A doll walked onto the stage, on tippatty tippatty toes, in a gait were one foot criss-crossed the path of the other, while the torso bent in multiple angles, daintily executing innocent and yet sensual movements, eyes darting sharp and yet throwing mischievous glances, that the art of Odissi demands. Amidst all these, the innocence of the child did not betray the inner spiritual fervor she carried while offering pranams to lord Jagannath. Love was perceived in the colors of either sensual or spiritual, but this young girl explored a different perspective through innocence that personified purity in the dalliance of Radha with Krishna. Her guru Madhulita Mohapatra's choreography to the music by Binod Bihari Panda was sublime in the treatment of the item, which the child artist justified. In her third act, she brought to imaginary form the various sculptures of Konark in an otherwise empty space, as though tricking us to believe that it really existed and breathed, such was her posture, her movements across the space and her general artistic attitude at such a tender age. The perfectness in the poise of playing musical instruments was sculpturesque. Angeleena Avnee stole two things from the audience - one their attention and another their hearts. She truly deserved a standing ovation, and she got it.

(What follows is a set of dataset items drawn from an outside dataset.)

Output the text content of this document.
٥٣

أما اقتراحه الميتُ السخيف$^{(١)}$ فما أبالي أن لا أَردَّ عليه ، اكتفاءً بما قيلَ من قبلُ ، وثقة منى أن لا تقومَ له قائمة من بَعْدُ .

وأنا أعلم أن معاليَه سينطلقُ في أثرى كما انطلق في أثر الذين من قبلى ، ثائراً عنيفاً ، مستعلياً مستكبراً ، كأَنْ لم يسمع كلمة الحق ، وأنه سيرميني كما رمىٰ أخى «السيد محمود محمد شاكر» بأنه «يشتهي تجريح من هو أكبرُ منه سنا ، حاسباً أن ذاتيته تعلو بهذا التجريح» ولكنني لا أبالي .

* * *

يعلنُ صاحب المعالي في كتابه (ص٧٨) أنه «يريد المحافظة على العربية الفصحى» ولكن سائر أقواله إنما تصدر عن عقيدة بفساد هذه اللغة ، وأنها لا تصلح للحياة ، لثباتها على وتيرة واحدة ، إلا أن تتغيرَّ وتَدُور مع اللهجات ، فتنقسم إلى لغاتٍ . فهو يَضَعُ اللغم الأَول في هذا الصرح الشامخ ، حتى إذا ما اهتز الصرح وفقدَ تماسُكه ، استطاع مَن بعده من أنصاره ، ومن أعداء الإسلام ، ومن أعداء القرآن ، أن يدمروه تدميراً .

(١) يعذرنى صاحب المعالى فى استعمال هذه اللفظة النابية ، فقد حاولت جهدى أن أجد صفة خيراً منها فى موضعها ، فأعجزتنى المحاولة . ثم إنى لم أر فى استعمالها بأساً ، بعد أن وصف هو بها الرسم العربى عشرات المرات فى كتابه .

Treat by the trio in Bharatanatyam
Bhoomika R, Divyasree and Anjana Suresh Kumar, disciples of Badri Divya Bhushan and Anjana Bhushan, Mysore, chose to perform standard repertoire from Bharatanatyam. Starting with Melaprapti in raga Naata where they offered obeisance to god, stage and pranams to audience, next they chose an alaripu in Chaturashra jaathi before performing Dayanand Saraswathi's "Bho Shambho" (Revathi, adi) and concluded with a briskly executed mangalam that encapsulated Rama's story. Some of the postures that required extreme flexibility were deftly displayed in the item on Shiva and the overall high energy the three dancers put on view was praiseworthy.
That evening, the Bala Gandharvas descended on the stage, pushing some spectators to the edge of the seat and some to stand in honor of their artistic achievements. Mysore B Nagaraj plans to make this a bi-annual festival dedicated to showcase artistically gifted children. Looking forward to another bout of happiness six months from now in Udgama-02.